All gRPC requests to the Triton server are timing out, but HTTP requests are functioning normally.
Description All gRPC requests to the Triton server are timing out, but HTTP requests are functioning normally.
Triton Information 23.10
Are you using the Triton container or did you build it yourself? container from NGC
To Reproduce When using the TensorRT backend, I often encounter a large number of connection timeouts with gRPC, while HTTP requests work fine. This indicates that there is no problem with the model, but rather with the RPC. After restarting the service, RPC requests return to normal.
Expected behavior
After tcp packet capture analysis, grpc port 8001 is normal, it is confirmed that the request reaches tritonserver, and finally times out.
@tanmayv25 @Tabrizian @CoderHam Sincerely asking for help!
I meet silimar issue. I'm deploying tritonserver on T4 in docker container, and infer via http/grpc endpoint. The models are tensorrt engines converted from onnx. After server is started, everything works fine. But somehow the grpc infer is blocking, statistics show that no request is performed. But if I switch to http client, inference is ok. It seems grpc infer is blocking, maybe the request has not been passed to core engine?
I meet silimar issue. I'm deploying tritonserver on T4 in docker container, and infer via http/grpc endpoint. The models are tensorrt engines converted from onnx. After server is started, everything works fine. But somehow the grpc infer is blocking, statistics show that no request is performed. But if I switch to http client, inference is ok. It seems grpc infer is blocking, maybe the request has not been passed to core engine?
After set log_verbose_level=2, I found more information. It seems request cannot be fetched from cq.
hope this find could help investigate.
Thank you for reporting this, I filed a ticket for our team to investigate: 6211
If the service state is mistakenly judged as shutdown and there are no new requests in the completion queue (cq), will it block all RPC requests?

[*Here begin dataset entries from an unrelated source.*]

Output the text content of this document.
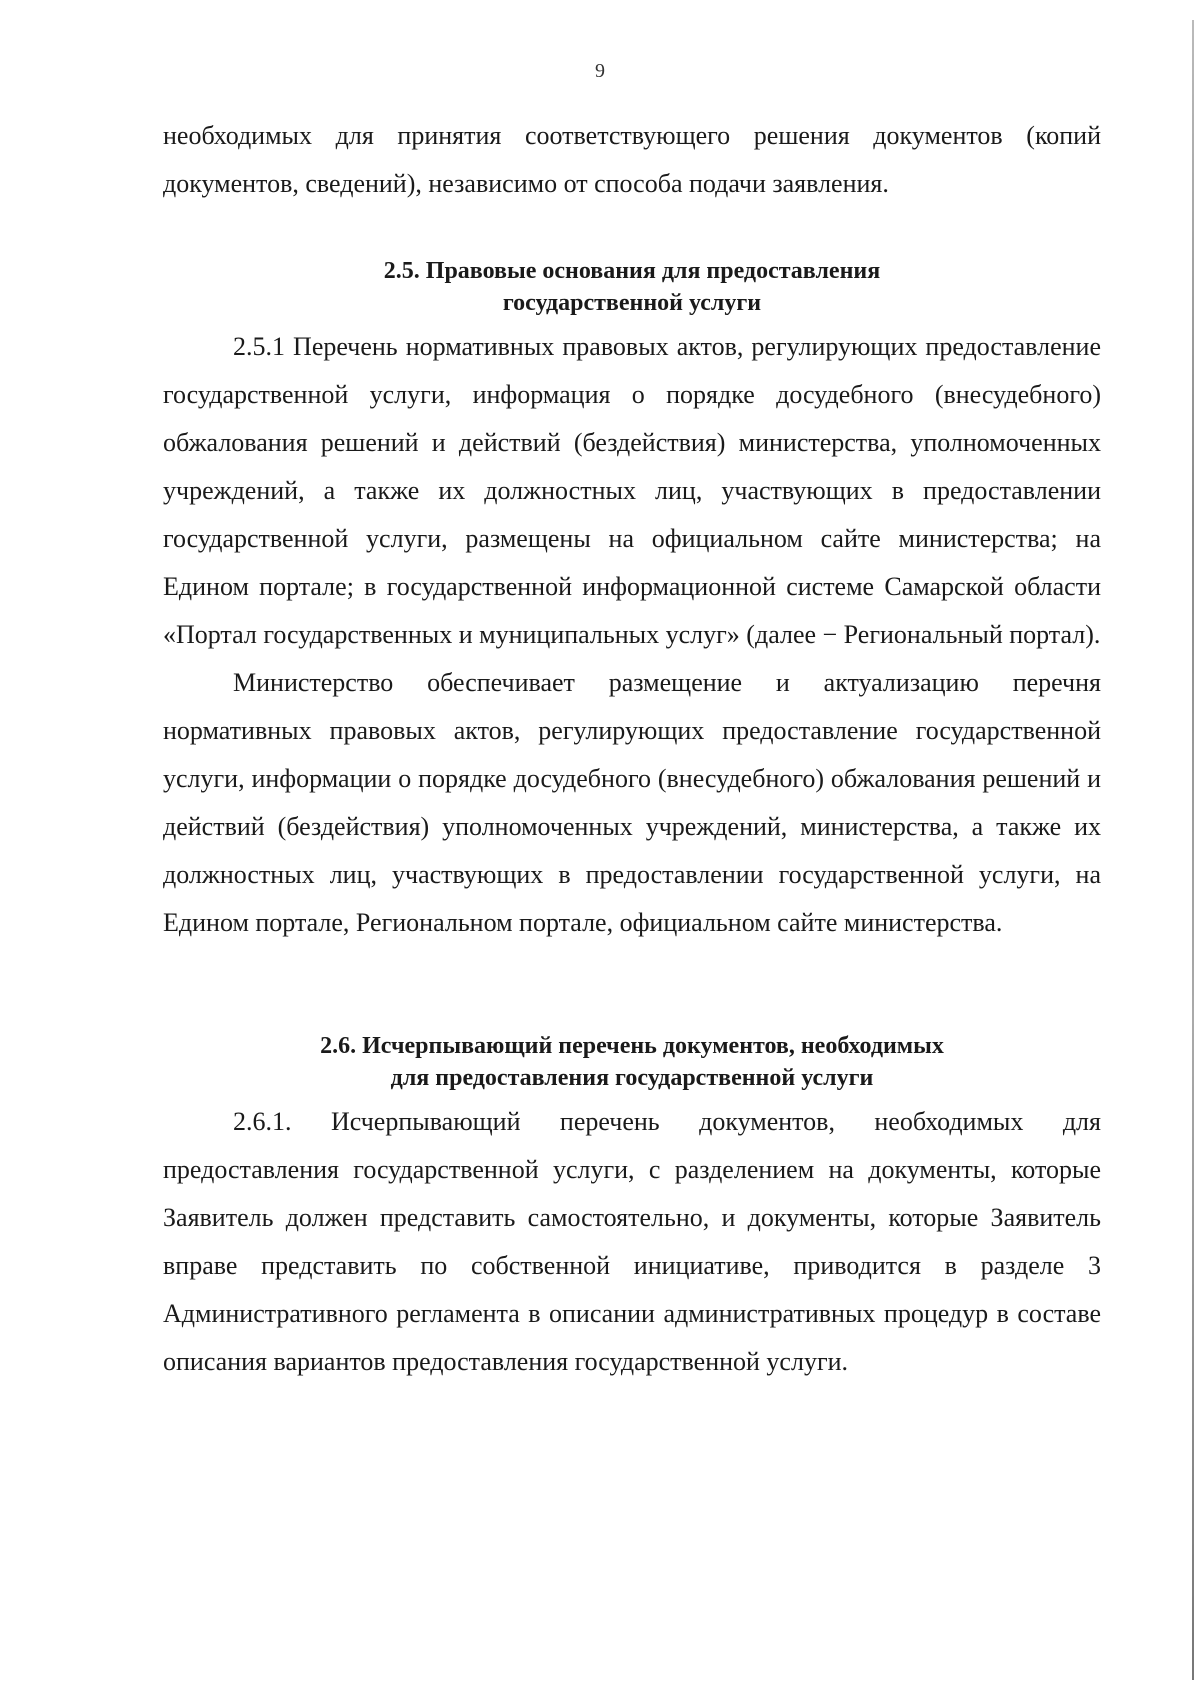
9

необходимых для принятия соответствующего решения документов (копий документов, сведений), независимо от способа подачи заявления.

2.5. Правовые основания для предоставления

государственной услуги

2.5.1 Перечень нормативных правовых актов, регулирующих предоставление государственной услуги, информация о порядке досудебного (внесудебного) обжалования решений и действий (бездействия) министерства, уполномоченных учреждений, а также их должностных лиц, участвующих в предоставлении государственной услуги, размещены на официальном сайте министерства; на Едином портале; в государственной информационной системе Самарской области «Портал государственных и муниципальных услуг» (далее − Региональный портал).

Министерство обеспечивает размещение и актуализацию перечня нормативных правовых актов, регулирующих предоставление государственной услуги, информации о порядке досудебного (внесудебного) обжалования решений и действий (бездействия) уполномоченных учреждений, министерства, а также их должностных лиц, участвующих в предоставлении государственной услуги, на Едином портале, Региональном портале, официальном сайте министерства.

2.6. Исчерпывающий перечень документов, необходимых

для предоставления государственной услуги

2.6.1. Исчерпывающий перечень документов, необходимых для предоставления государственной услуги, с разделением на документы, которые Заявитель должен представить самостоятельно, и документы, которые Заявитель вправе представить по собственной инициативе, приводится в разделе 3 Административного регламента в описании административных процедур в составе описания вариантов предоставления государственной услуги.
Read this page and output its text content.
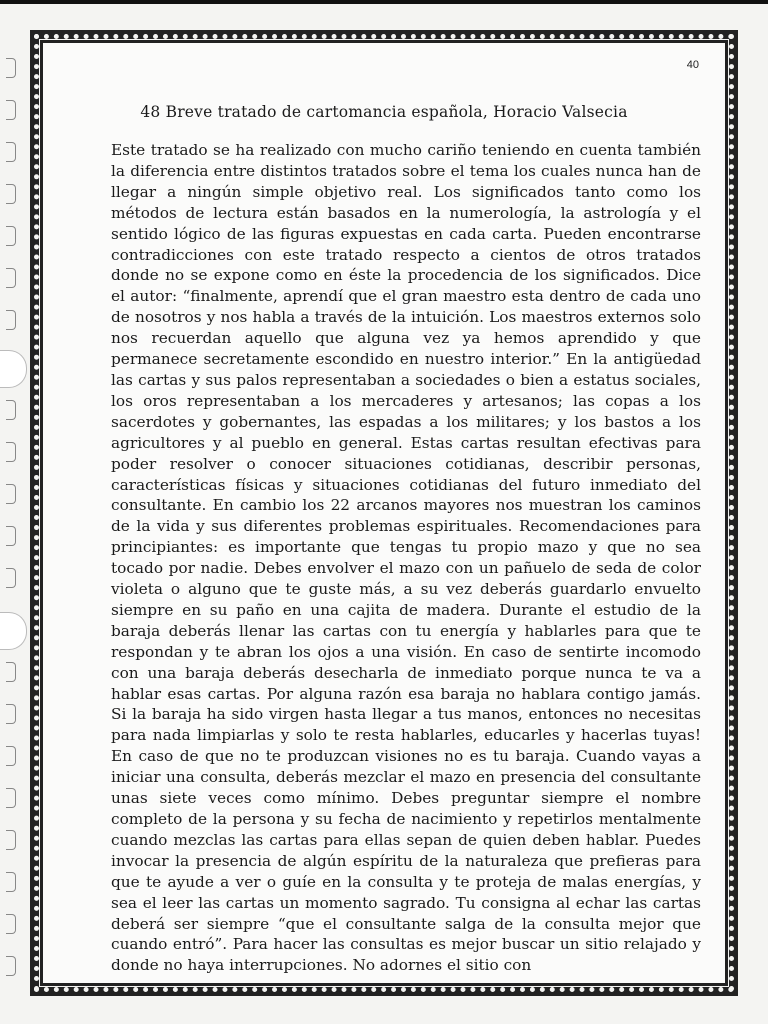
40
48 Breve tratado de cartomancia española, Horacio Valsecia

Este tratado se ha realizado con mucho cariño teniendo en cuenta también la diferencia entre distintos tratados sobre el tema los cuales nunca han de llegar a ningún simple objetivo real. Los significados tanto como los métodos de lectura están basados en la numerología, la astrología y el sentido lógico de las figuras expuestas en cada carta. Pueden encontrarse contradicciones con este tratado respecto a cientos de otros tratados donde no se expone como en éste la procedencia de los significados. Dice el autor: “finalmente, aprendí que el gran maestro esta dentro de cada uno de nosotros y nos habla a través de la intuición. Los maestros externos solo nos recuerdan aquello que alguna vez ya hemos aprendido y que permanece secretamente escondido en nuestro interior.” En la antigüedad las cartas y sus palos representaban a sociedades o bien a estatus sociales, los oros representaban a los mercaderes y artesanos; las copas a los sacerdotes y gobernantes, las espadas a los militares; y los bastos a los agricultores y al pueblo en general. Estas cartas resultan efectivas para poder resolver o conocer situaciones cotidianas, describir personas, características físicas y situaciones cotidianas del futuro inmediato del consultante. En cambio los 22 arcanos mayores nos muestran los caminos de la vida y sus diferentes problemas espirituales. Recomendaciones para principiantes: es importante que tengas tu propio mazo y que no sea tocado por nadie. Debes envolver el mazo con un pañuelo de seda de color violeta o alguno que te guste más, a su vez deberás guardarlo envuelto siempre en su paño en una cajita de madera. Durante el estudio de la baraja deberás llenar las cartas con tu energía y hablarles para que te respondan y te abran los ojos a una visión. En caso de sentirte incomodo con una baraja deberás desecharla de inmediato porque nunca te va a hablar esas cartas. Por alguna razón esa baraja no hablara contigo jamás. Si la baraja ha sido virgen hasta llegar a tus manos, entonces no necesitas para nada limpiarlas y solo te resta hablarles, educarles y hacerlas tuyas! En caso de que no te produzcan visiones no es tu baraja. Cuando vayas a iniciar una consulta, deberás mezclar el mazo en presencia del consultante unas siete veces como mínimo. Debes preguntar siempre el nombre completo de la persona y su fecha de nacimiento y repetirlos mentalmente cuando mezclas las cartas para ellas sepan de quien deben hablar. Puedes invocar la presencia de algún espíritu de la naturaleza que prefieras para que te ayude a ver o guíe en la consulta y te proteja de malas energías, y sea el leer las cartas un momento sagrado. Tu consigna al echar las cartas deberá ser siempre “que el consultante salga de la consulta mejor que cuando entró”. Para hacer las consultas es mejor buscar un sitio relajado y donde no haya interrupciones. No adornes el sitio con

I meet silimar issue. I'm deploying tritonserver on T4 in docker container, and infer via http/grpc endpoint. The models are tensorrt engines converted from onnx. After server is started, everything works fine. But somehow the grpc infer is blocking, statistics show that no request is performed. But if I switch to http client, inference is ok. It seems grpc infer is blocking, maybe the request has not been passed to core engine?
I am using http client in the same environment you described. But I'm facing occasional regular timeouts, it seems that the client can't connect to the server, but after one occurrence the rest of the requests are fine until the next time the problem occurs. Will you face the problem too ?
I meet silimar issue. I'm deploying tritonserver on T4 in docker container, and infer via http/grpc endpoint. The models are tensorrt engines converted from onnx. After server is started, everything works fine. But somehow the grpc infer is blocking, statistics show that no request is performed. But if I switch to http client, inference is ok. It seems grpc infer is blocking, maybe the request has not been passed to core engine?
I am using http client in the same environment you described. But I'm facing occasional regular timeouts, it seems that the client can't connect to the server, but after one occurrence the rest of the requests are fine until the next time the problem occurs. Will you face the problem too ?
No, I haven't encountered this problem
If the service state is mistakenly judged as shutdown and there are no new requests in the completion queue (cq), will it block all RPC requests?
Thank you for reporting this, I filed a ticket for our team to investigate: 6211
Hi, Andreeva. Is there any progress?
The issue is being looked at.
The issue is being looked at.
Thanks, look forward to your soonest reply.